Pasado un instante de silencio, Desgrez se acercó a Angélica.

—No os conturbéis —le dijo—. Hay ciertamente algo turbio en todo esto, y ello es lo que se trata de descubrir a tiempo. Pero insisto en el hecho de que esta pieza es muy inquietante porque es la que corre el riesgo de impresionar más a los jueces. El exorcismo se ha ejecutado según los ritos de Roma. Las reacciones del acusado son abrumadoras para él. He anotado en particular la reacción a las manchas diabólicas y el maleficio sobre otras personas.

—¿Qué es eso exactamente?

—En lo que se refiere a las manchas diabólicas, los demonólogos señalan que ciertos puntos del cuerpo de un poseído son particularmente sensibles al contacto de un punzón de plata previamente exorcizado. Ahora bien, en el transcurso de esta prueba, los testigos han comprobado los gritos espantosos y «verdaderamente infernales» que el acusado lanzó en algunos momentos, mientras que a un hombre corriente no puede molestarle en nada el contacto ligero de ese instrumento inofensivo. En cuanto al maleficio sobre otra persona, se ha traído una mujer a su presencia y ha manifestado todas las señales conocidas de la posesión.

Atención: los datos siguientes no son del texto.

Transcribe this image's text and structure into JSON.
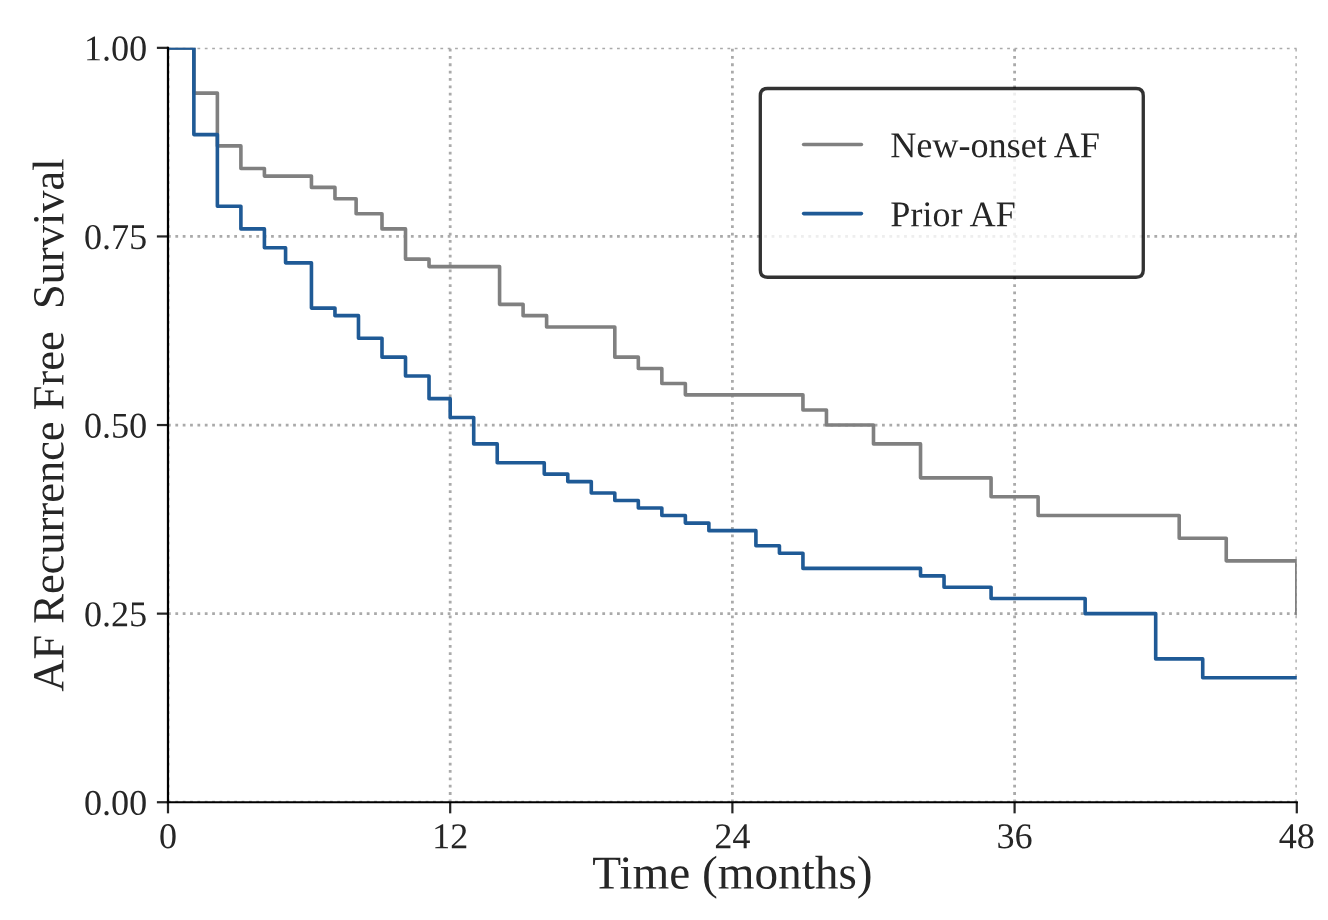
{
  "chart_data": {
    "type": "step",
    "xlabel": "Time (months)",
    "ylabel": "AF Recurrence Free  Survival",
    "series": [
      {
        "name": "New-onset AF",
        "color": "#808080",
        "x": [
          0,
          1.1,
          2.1,
          3.1,
          4.1,
          6.1,
          7.1,
          8,
          9.1,
          10.1,
          11.1,
          14.1,
          15.1,
          16.1,
          19,
          20,
          21,
          22,
          27,
          28,
          30,
          32,
          35,
          37,
          43,
          45,
          48
        ],
        "values": [
          1.0,
          0.94,
          0.87,
          0.84,
          0.83,
          0.815,
          0.8,
          0.78,
          0.76,
          0.72,
          0.71,
          0.66,
          0.645,
          0.63,
          0.59,
          0.575,
          0.555,
          0.54,
          0.52,
          0.5,
          0.475,
          0.43,
          0.405,
          0.38,
          0.35,
          0.32,
          0.25
        ]
      },
      {
        "name": "Prior AF",
        "color": "#1f5a96",
        "x": [
          0,
          1.1,
          2.1,
          3.1,
          4.1,
          5,
          6.1,
          7.1,
          8.1,
          9.1,
          10.1,
          11.1,
          12,
          13,
          14,
          16,
          17,
          18,
          19,
          20,
          21,
          22,
          23,
          25,
          26,
          27,
          32,
          33,
          35,
          39,
          42,
          44,
          48
        ],
        "values": [
          1.0,
          0.885,
          0.79,
          0.76,
          0.735,
          0.715,
          0.655,
          0.645,
          0.615,
          0.59,
          0.565,
          0.535,
          0.51,
          0.475,
          0.45,
          0.435,
          0.425,
          0.41,
          0.4,
          0.39,
          0.38,
          0.37,
          0.36,
          0.34,
          0.33,
          0.31,
          0.3,
          0.285,
          0.27,
          0.25,
          0.19,
          0.165,
          0.165
        ]
      }
    ],
    "xlim": [
      0,
      48
    ],
    "ylim": [
      0,
      1
    ],
    "xticks": [
      0,
      12,
      24,
      36,
      48
    ],
    "yticks": [
      {
        "value": 0,
        "label": "0.00"
      },
      {
        "value": 0.25,
        "label": "0.25"
      },
      {
        "value": 0.5,
        "label": "0.50"
      },
      {
        "value": 0.75,
        "label": "0.75"
      },
      {
        "value": 1,
        "label": "1.00"
      }
    ],
    "grid": true,
    "legend": "top right",
    "line_style": "solid",
    "marker": "none"
  }
}
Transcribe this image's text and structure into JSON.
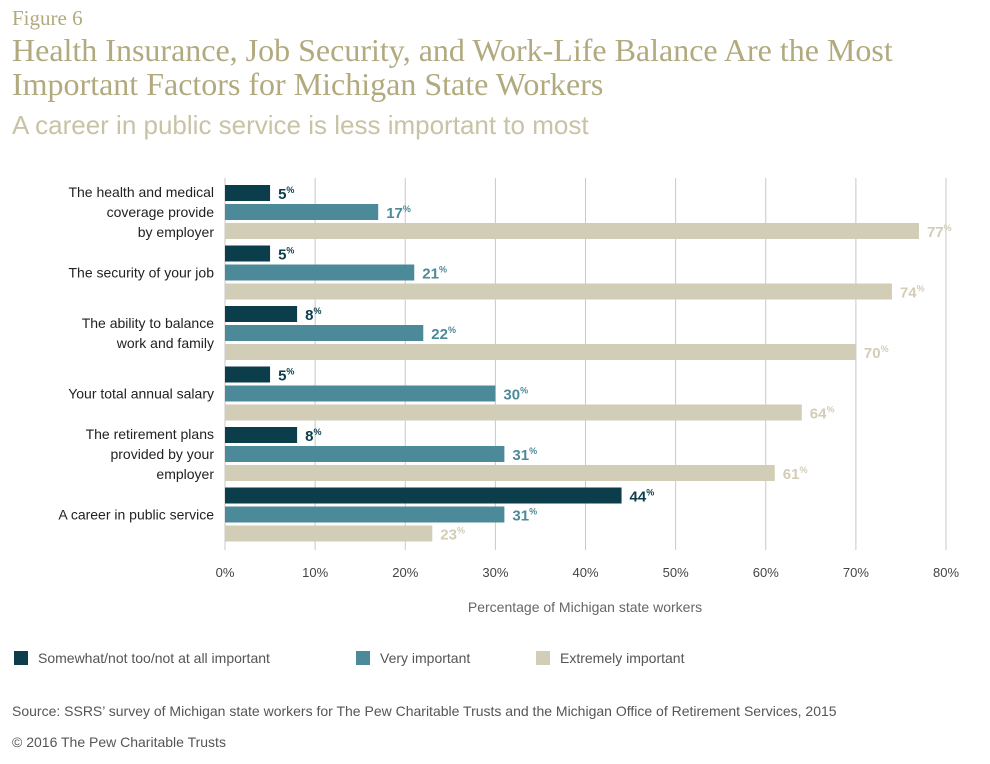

—Si se trata de Carmencita, estoy segura de que habrá hecho muy bien su papel de cómica —dijo Angélica, sarcástica.

—Es probable que se trate de esa religiosa, pero no se ha mencionado su nombre. De todos modos, os lo repito, hay en todo un detalle que suena a falso. Sin embargo, como preveo que los jueces-jurados se referirán a ello repetidas veces, necesito poder demolerlo. Desdichadamente, hasta ahora, no se me ocurre nada que pueda hacerlo ilegal.